Are our website privacy policies compliant with the GDPR?
Tips for GDPR Compliant Privacy Policies
- Companies should have a lawful basis for processing personal data: The GDPR outlines six lawful circumstances for acquiring personal data: 1) the consumer has provided consent; 2) processing is necessary for the performance of a contract; 3) processing is necessary for compliance with a legal obligation of the data controller; 4) processing is necessary to protect the vital interests of the consumer or of another natural person; 5) processing is necessary for the public interest; and 6) processing is necessary for the purposes of legitimate interests pursued by the data controller or by a third party, except where those interests are overridden by the interests of the fundamental rights of the consumer.
- Data Retention: The GDPR limits website operators from retaining data beyond a “reasonable” period of time. A reasonable period of time has yet to be defined and retention periods vary from country to country.

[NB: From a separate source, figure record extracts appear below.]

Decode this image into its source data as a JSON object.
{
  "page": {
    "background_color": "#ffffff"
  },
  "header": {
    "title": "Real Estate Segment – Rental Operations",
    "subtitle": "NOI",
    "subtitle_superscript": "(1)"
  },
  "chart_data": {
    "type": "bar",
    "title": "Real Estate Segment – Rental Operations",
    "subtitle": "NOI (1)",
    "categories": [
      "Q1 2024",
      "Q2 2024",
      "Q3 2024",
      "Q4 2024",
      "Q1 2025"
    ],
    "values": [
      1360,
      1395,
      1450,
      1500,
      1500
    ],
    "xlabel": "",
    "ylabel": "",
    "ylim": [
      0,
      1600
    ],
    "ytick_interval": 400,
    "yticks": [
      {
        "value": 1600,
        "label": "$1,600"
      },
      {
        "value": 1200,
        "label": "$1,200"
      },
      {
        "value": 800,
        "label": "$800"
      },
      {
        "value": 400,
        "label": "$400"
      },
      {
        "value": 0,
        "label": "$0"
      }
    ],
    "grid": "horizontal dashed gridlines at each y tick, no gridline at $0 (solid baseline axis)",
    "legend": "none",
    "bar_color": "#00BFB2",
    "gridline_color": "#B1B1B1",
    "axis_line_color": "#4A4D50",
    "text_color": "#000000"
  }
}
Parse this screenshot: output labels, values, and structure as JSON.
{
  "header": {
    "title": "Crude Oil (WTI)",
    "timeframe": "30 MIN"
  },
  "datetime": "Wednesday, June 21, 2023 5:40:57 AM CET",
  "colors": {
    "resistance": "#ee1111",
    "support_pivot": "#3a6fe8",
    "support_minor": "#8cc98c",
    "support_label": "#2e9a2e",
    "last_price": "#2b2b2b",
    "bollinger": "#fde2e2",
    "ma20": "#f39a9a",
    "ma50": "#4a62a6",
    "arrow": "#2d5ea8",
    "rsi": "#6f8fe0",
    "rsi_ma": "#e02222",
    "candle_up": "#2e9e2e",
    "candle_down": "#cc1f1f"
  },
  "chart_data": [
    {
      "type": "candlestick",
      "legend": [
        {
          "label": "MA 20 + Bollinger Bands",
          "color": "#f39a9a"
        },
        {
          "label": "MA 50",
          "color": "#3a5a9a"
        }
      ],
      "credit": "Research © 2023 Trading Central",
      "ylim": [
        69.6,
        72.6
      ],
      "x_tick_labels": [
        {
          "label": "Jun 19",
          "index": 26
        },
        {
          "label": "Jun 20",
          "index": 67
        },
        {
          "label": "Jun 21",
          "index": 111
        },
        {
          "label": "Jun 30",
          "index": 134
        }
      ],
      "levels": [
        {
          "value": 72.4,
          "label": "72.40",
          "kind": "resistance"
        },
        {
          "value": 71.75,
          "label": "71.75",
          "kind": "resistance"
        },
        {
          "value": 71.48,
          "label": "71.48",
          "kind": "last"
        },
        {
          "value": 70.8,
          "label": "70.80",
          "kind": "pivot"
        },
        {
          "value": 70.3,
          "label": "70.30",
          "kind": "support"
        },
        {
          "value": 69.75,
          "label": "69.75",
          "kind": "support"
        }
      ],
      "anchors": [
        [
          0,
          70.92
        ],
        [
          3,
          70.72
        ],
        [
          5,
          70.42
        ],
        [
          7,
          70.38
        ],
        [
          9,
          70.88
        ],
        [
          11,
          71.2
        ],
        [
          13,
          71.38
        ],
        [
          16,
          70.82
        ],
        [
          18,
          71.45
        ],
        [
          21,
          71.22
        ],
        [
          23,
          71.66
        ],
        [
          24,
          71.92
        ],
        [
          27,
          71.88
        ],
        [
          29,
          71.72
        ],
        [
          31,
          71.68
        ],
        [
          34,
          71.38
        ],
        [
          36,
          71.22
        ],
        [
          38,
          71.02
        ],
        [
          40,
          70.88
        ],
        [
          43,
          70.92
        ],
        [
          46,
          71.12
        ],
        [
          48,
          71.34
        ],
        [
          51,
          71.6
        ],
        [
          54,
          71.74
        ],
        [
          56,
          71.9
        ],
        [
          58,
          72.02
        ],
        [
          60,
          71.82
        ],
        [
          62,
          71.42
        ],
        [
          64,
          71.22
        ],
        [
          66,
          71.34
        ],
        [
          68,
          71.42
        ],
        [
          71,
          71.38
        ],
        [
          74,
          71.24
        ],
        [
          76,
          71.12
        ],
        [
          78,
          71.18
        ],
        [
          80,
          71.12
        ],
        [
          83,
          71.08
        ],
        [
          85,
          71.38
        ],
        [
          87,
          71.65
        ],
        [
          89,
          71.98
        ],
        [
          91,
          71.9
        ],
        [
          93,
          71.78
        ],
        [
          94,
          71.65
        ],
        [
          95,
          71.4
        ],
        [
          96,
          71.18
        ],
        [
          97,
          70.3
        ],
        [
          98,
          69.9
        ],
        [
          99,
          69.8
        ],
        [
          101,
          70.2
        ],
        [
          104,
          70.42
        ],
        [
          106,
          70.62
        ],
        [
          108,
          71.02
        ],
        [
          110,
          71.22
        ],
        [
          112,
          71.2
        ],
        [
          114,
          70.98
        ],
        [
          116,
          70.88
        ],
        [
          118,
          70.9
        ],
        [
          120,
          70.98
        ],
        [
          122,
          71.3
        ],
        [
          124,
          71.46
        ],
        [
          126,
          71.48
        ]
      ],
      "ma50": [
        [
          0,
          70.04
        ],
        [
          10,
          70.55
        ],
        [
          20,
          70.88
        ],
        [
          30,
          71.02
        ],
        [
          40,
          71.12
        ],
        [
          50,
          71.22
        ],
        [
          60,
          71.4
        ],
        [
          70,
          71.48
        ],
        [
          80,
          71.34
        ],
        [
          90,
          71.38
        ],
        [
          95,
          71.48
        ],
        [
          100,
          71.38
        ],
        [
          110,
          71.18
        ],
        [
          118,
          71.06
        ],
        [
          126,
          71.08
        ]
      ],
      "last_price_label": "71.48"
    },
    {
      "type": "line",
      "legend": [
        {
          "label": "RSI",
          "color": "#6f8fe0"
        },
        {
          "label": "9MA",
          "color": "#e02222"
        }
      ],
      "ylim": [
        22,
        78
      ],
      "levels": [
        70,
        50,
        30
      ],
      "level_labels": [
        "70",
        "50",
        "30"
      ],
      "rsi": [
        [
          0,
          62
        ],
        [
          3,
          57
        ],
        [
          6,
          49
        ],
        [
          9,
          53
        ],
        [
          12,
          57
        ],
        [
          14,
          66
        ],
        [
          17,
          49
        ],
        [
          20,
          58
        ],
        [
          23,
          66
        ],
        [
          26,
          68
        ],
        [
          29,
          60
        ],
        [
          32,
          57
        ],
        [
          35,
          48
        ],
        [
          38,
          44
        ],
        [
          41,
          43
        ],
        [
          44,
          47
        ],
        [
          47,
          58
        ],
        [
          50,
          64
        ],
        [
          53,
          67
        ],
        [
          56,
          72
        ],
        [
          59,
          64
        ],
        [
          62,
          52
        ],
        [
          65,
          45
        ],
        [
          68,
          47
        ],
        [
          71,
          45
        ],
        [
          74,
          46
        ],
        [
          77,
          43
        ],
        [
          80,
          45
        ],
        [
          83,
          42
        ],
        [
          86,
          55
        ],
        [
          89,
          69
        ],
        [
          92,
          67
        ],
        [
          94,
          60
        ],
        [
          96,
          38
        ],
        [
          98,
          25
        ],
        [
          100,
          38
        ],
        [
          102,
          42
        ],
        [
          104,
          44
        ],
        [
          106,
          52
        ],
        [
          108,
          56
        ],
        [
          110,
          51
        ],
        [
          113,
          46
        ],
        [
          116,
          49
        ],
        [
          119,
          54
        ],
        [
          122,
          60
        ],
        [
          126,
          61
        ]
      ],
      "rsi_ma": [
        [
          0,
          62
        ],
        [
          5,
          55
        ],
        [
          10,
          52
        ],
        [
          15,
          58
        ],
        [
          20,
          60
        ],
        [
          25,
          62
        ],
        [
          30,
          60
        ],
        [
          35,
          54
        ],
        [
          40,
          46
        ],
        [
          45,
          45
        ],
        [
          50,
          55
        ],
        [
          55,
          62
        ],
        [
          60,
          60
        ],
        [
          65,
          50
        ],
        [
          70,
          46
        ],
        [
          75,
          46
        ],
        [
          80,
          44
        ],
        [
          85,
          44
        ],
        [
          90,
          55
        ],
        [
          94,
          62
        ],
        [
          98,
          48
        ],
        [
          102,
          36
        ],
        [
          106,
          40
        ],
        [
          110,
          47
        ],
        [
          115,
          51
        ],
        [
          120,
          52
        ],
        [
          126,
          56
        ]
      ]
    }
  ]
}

Please note that the typical retention period for countries in Europe is from five to ten years for general documents and tax papers.
- Do not use complicated language: Article 12 of the GDPR requires, “using clear and plain language, in particular for any information addressed specifically to a child.” In the pursuit of transparency, the GDPR does not want users to be confused by overly complex legal language.
- Mandatory data sharing: Often the use of personal data is required in order to create a user name and then to gain access to certain parts of a website. Website privacy policies must explain what happens if personal data is not provided by users.
- International privacy laws: To enhance transparency, the GDPR requires businesses to inform their customers of any personal data that will be transferred to a different country or to an international organization.
Rethinking Website Privacy Policies
The foregoing suggestions should be considered when attempting to draft GDPR-compliant privacy policies. Making sure that privacy policies are carefully composed before the May 25, 2018 effective date, will help prevent GDPR-related exposure and liability in the future.